We propose a correlated bivariate interval arithmetic which allows for an initial dependence to be propagated, as well as the tracking of complicated non-linear dependencies arising from a computer program's execution. For this task, we extend several familiar concepts from probability theory to intervals, including bivariate copulas, conditioning, inference, and vine copulas. The interval copulas, which we call interval relations, may take any shape, and are represented by Boolean matrices defining where two intervals jointly exist or not. We use set conditioning to define an efficient correlated interval arithmetic, which may be used to find the input–output relations of operations.
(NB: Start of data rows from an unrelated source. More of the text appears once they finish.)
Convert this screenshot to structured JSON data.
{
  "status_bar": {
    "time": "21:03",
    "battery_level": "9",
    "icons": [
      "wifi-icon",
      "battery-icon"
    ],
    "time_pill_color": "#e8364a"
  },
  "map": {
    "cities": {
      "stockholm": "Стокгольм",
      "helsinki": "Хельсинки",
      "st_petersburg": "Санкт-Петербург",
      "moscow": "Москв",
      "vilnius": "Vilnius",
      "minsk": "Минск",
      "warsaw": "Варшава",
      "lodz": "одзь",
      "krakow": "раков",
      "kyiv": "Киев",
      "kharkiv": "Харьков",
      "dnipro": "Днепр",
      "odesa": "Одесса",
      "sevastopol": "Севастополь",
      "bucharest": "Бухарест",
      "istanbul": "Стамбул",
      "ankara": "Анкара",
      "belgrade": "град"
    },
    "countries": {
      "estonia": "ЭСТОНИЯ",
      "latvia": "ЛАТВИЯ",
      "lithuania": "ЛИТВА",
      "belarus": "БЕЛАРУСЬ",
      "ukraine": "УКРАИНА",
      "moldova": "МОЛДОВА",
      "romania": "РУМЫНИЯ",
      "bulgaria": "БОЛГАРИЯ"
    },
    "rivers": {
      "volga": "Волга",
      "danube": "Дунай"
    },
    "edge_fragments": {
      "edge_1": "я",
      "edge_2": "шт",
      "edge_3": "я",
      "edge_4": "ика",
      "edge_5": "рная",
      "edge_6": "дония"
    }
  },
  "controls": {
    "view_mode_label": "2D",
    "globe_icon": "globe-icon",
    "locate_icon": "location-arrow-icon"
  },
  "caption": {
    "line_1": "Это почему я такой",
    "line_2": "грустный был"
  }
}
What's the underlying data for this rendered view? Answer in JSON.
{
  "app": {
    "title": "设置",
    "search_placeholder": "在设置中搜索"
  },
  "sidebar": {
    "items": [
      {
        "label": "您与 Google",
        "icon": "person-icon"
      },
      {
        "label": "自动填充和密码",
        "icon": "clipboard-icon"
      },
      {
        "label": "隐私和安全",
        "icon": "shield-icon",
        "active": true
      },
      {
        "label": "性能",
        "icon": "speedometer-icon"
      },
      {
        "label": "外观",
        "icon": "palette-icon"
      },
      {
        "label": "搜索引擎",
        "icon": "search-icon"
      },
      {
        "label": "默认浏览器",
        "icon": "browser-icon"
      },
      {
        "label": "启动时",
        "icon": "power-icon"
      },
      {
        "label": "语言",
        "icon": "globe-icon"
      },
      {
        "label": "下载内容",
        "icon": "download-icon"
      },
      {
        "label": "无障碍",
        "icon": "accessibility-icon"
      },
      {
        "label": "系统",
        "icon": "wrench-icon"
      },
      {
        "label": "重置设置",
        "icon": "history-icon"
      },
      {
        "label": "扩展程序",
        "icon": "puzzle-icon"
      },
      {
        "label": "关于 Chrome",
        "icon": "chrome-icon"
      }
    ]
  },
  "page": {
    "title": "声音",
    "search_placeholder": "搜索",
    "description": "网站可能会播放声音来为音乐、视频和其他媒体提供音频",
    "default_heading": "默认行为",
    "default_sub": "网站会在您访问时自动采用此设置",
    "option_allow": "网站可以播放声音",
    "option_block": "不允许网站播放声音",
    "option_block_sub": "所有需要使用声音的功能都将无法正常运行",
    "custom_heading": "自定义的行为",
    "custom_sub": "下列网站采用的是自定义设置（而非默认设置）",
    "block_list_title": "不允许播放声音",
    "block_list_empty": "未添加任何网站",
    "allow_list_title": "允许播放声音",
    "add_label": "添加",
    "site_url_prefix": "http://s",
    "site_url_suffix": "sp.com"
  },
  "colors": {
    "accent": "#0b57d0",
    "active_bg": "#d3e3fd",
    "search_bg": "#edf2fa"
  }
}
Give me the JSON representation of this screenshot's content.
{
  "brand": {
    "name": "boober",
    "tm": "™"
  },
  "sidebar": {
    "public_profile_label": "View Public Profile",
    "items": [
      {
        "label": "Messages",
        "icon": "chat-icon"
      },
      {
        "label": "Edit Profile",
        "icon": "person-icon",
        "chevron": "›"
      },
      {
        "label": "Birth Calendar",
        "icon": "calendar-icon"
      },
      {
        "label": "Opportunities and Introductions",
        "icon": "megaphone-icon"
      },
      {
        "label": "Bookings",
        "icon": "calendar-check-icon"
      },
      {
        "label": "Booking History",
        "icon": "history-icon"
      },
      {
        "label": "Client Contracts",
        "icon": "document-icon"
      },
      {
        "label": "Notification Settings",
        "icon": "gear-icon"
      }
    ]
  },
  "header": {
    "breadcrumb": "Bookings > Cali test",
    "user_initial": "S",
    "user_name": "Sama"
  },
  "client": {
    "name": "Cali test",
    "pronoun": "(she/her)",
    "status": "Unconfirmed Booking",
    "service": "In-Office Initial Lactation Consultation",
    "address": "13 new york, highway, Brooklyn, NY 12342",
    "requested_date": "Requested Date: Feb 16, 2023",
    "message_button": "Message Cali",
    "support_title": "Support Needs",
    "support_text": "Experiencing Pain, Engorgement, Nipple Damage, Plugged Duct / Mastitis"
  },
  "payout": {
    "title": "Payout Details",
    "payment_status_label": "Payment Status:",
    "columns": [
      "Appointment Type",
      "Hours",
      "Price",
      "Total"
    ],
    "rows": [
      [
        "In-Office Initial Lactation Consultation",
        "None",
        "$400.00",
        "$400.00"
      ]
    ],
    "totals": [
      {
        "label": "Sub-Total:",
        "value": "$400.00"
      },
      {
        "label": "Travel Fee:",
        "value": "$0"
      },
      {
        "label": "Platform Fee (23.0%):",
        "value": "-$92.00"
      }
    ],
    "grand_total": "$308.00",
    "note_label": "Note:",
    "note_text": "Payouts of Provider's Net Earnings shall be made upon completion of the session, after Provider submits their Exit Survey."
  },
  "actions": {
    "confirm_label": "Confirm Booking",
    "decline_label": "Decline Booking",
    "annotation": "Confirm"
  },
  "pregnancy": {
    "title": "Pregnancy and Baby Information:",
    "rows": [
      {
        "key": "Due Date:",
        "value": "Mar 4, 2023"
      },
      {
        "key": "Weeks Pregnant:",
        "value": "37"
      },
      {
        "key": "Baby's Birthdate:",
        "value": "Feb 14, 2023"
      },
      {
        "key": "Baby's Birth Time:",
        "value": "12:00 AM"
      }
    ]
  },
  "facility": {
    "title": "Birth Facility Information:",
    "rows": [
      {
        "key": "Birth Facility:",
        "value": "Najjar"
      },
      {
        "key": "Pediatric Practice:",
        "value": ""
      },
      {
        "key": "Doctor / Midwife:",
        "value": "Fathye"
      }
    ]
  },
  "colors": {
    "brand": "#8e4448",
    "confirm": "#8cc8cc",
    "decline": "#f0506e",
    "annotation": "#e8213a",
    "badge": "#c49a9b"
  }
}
A key component of the presented arithmetic are interval relation networks, interval analogues to vine copulas, which store the interval relations throughout a program's execution, and use set inference to determine any unknown relations. The presented network inference can give a robust outer approximation to the exact multivariate interval dependency, which is found by projecting each pairwise bivariate relation into higher dimensions. Although some higher dimensional information is lost in this process, the bivariate projections are often sufficient to stop interval bounds becoming excessively wide. This extension allows for intervals to be rigorously and tightly propagated in deterministic engineering codes in an automatic fashion, and we apply the arithmetic on several engineering dynamics problems, including a non-linear ordinary differential equation.